The 19th Century: The Invention of Photography
William H. Bell, American, built-in England, 1830–1910,
Grand Cañon, Colorado River, Near Paria Creek, Looking West, 1872, in
Geographical and Geological Explorations and Surveys W of the 100th Top, Seasons of 1871, 1872, and 1873
(1873), albumen print in bound volume, Corcoran Collection (Gift of William Wilson Corcoran, 1886)
The 19th Century: The Invention of Photography
Guillaume-Benjamin-Amant Duchenne (de Boulogne),
French, 1806–1875,
Plate 63,
Fright,
from
Mécanisme de la physionomie humaine
(The Mechanism of Human Facial Expression) (1862),
1854–1855,
albumen print,
Pepita Milmore Memorial Fund
A neurologist, physiologist, and lensman, Duchenne de
Boulogne conducted a series of experiments in the mid-1850s in
which he applied electrical currents to various facial muscles to
study how they produce expressions of emotion. Convinced that
these electrically-induced expressions accurately rendered internal
feelings, he and so photographed his subjects to constitute a precise
visual lexicon of homo emotions, such equally hurting, surprise, fear,
and sadness. In 1862 he included this photograph representing
fearfulness in a treatise on physiognomy (a pseudoscience that assumes
a relationship between external advent and internal character),
which enjoyed wide popularity among artists and scientists.

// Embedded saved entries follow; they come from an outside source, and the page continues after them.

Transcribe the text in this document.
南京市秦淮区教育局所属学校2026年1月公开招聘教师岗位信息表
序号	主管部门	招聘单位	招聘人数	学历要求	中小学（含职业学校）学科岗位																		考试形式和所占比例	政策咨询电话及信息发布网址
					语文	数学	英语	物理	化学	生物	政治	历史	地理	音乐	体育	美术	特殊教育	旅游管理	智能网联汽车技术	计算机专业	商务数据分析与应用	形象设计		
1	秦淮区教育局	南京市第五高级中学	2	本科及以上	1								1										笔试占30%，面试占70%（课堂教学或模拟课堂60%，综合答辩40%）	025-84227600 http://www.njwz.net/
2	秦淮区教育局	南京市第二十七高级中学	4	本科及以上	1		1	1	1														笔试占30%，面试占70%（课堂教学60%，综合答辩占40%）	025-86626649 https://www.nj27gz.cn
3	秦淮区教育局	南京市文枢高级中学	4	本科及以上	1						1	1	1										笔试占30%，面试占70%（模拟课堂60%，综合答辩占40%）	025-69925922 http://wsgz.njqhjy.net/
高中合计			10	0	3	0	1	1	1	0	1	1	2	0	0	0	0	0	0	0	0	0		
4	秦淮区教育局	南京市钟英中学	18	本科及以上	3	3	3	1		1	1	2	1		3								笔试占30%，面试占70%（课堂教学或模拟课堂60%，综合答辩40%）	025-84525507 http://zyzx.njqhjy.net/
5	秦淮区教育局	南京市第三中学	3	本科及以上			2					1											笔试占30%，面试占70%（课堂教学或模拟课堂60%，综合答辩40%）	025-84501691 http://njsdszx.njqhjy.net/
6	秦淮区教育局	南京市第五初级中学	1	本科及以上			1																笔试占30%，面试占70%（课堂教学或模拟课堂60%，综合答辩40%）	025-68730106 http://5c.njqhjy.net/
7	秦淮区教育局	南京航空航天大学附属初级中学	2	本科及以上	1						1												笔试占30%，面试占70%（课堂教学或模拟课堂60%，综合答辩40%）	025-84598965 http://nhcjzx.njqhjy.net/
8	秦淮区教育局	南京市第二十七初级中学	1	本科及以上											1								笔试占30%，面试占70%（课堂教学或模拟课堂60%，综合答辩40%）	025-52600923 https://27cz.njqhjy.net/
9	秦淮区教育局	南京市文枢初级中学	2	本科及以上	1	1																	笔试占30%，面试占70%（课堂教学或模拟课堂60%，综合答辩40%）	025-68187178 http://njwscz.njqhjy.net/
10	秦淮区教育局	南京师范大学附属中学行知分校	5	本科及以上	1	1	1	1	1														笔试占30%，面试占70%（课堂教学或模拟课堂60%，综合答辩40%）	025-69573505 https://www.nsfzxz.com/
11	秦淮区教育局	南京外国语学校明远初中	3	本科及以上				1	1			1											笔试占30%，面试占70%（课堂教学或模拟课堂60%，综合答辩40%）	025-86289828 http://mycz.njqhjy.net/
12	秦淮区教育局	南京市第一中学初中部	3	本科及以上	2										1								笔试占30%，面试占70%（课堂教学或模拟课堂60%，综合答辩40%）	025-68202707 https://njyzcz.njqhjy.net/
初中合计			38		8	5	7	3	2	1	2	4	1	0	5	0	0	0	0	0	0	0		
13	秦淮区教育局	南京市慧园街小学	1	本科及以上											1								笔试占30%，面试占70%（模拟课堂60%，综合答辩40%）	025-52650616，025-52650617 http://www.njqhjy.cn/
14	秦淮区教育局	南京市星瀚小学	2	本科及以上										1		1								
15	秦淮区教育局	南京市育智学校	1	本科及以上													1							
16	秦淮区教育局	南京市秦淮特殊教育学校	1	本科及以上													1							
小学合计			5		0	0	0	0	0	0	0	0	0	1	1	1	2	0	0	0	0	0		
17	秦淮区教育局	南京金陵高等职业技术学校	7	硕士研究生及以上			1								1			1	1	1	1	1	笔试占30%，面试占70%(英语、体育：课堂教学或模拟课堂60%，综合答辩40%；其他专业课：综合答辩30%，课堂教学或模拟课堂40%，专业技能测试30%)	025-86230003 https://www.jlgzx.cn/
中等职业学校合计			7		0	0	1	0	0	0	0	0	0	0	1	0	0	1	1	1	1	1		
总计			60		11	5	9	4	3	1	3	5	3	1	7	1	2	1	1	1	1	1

The 19th Century: The Invention of Photography
Eadweard Muybridge,
American, born England, 1830–1904,
Plate 365,
Head-spring, a flying dove interfering,
from
Brute Locomotion, 1887,
collotype,
Corcoran Collection (Museum purchase, 1887)
Muybridge’s experiments in the 1880s revolutionized the understanding
of movement and inspired scientists and artists alike.

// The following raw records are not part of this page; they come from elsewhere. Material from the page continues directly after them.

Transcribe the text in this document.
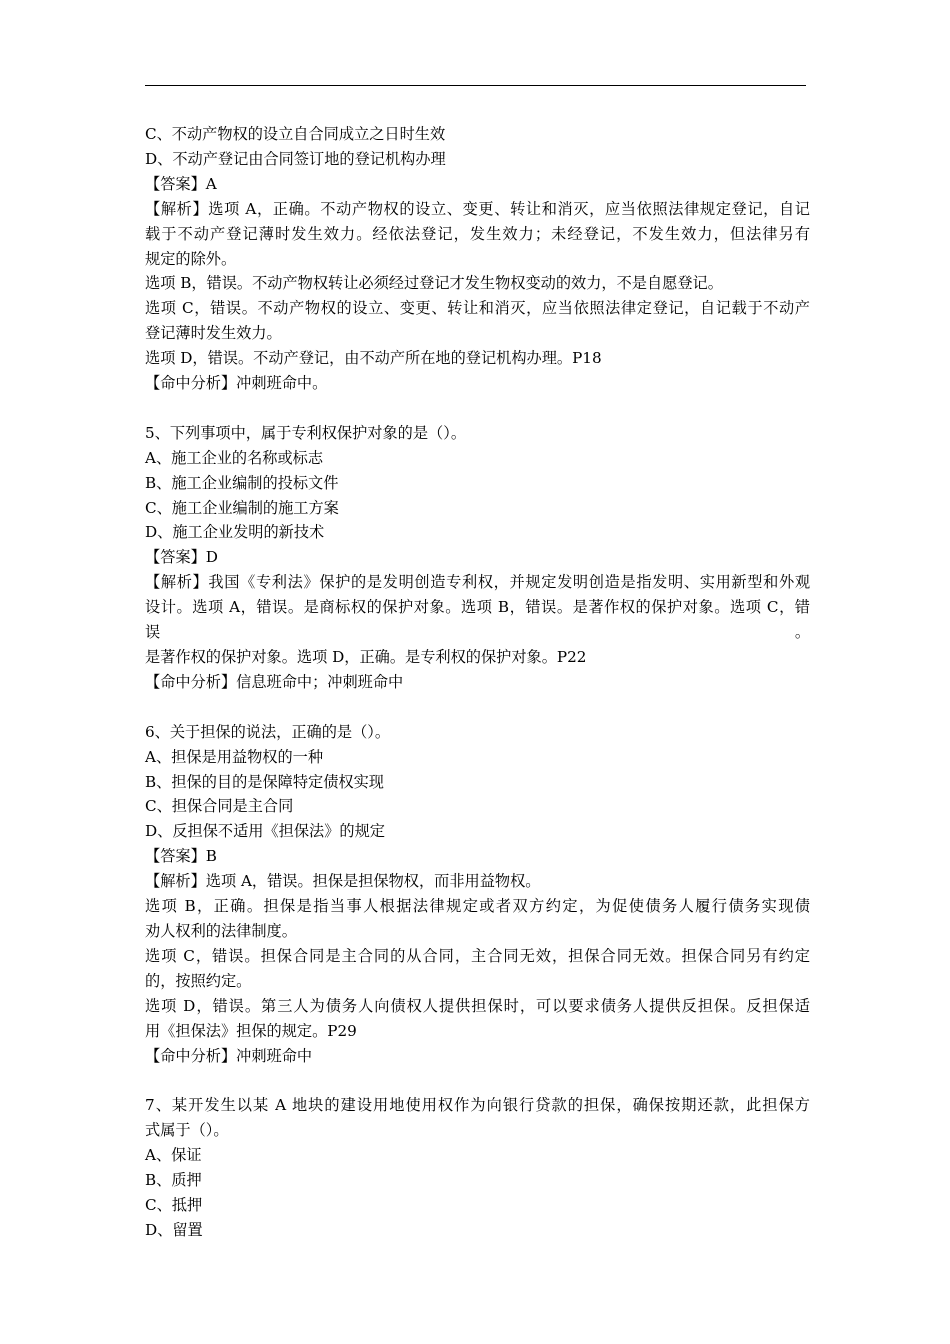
C、不动产物权的设立自合同成立之日时生效
D、不动产登记由合同签订地的登记机构办理
【答案】A
【解析】选项 A，正确。不动产物权的设立、变更、转让和消灭，应当依照法律规定登记，自记
载于不动产登记薄时发生效力。经依法登记，发生效力；未经登记，不发生效力，但法律另有
规定的除外。
选项 B，错误。不动产物权转让必须经过登记才发生物权变动的效力，不是自愿登记。
选项 C，错误。不动产物权的设立、变更、转让和消灭，应当依照法律定登记，自记载于不动产
登记薄时发生效力。
选项 D，错误。不动产登记，由不动产所在地的登记机构办理。P18
【命中分析】冲刺班命中。
5、下列事项中，属于专利权保护对象的是（）。
A、施工企业的名称或标志
B、施工企业编制的投标文件
C、施工企业编制的施工方案
D、施工企业发明的新技术
【答案】D
【解析】我国《专利法》保护的是发明创造专利权，并规定发明创造是指发明、实用新型和外观
设计。选项 A，错误。是商标权的保护对象。选项 B，错误。是著作权的保护对象。选项 C，错误。
是著作权的保护对象。选项 D，正确。是专利权的保护对象。P22
【命中分析】信息班命中；冲刺班命中
6、关于担保的说法，正确的是（）。
A、担保是用益物权的一种
B、担保的目的是保障特定债权实现
C、担保合同是主合同
D、反担保不适用《担保法》的规定
【答案】B
【解析】选项 A，错误。担保是担保物权，而非用益物权。
选项 B，正确。担保是指当事人根据法律规定或者双方约定，为促使债务人履行债务实现债
劝人权利的法律制度。
选项 C，错误。担保合同是主合同的从合同，主合同无效，担保合同无效。担保合同另有约定
的，按照约定。
选项 D，错误。第三人为债务人向债权人提供担保时，可以要求债务人提供反担保。反担保适
用《担保法》担保的规定。P29
【命中分析】冲刺班命中
7、某开发生以某 A 地块的建设用地使用权作为向银行贷款的担保，确保按期还款，此担保方
式属于（）。
A、保证
B、质押
C、抵押
D、留置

Using banks of cameras equipped with precisely triggered shutters,
he captured sequences of pictures of people and animals
moving and performing uncomplicated actions, such as climbing stairs or,
as here, performing a head-leap. Showing modest increments of
movements, his work made visible what in one case was imperceptible to
the human heart and laid the foundation for motion pictures.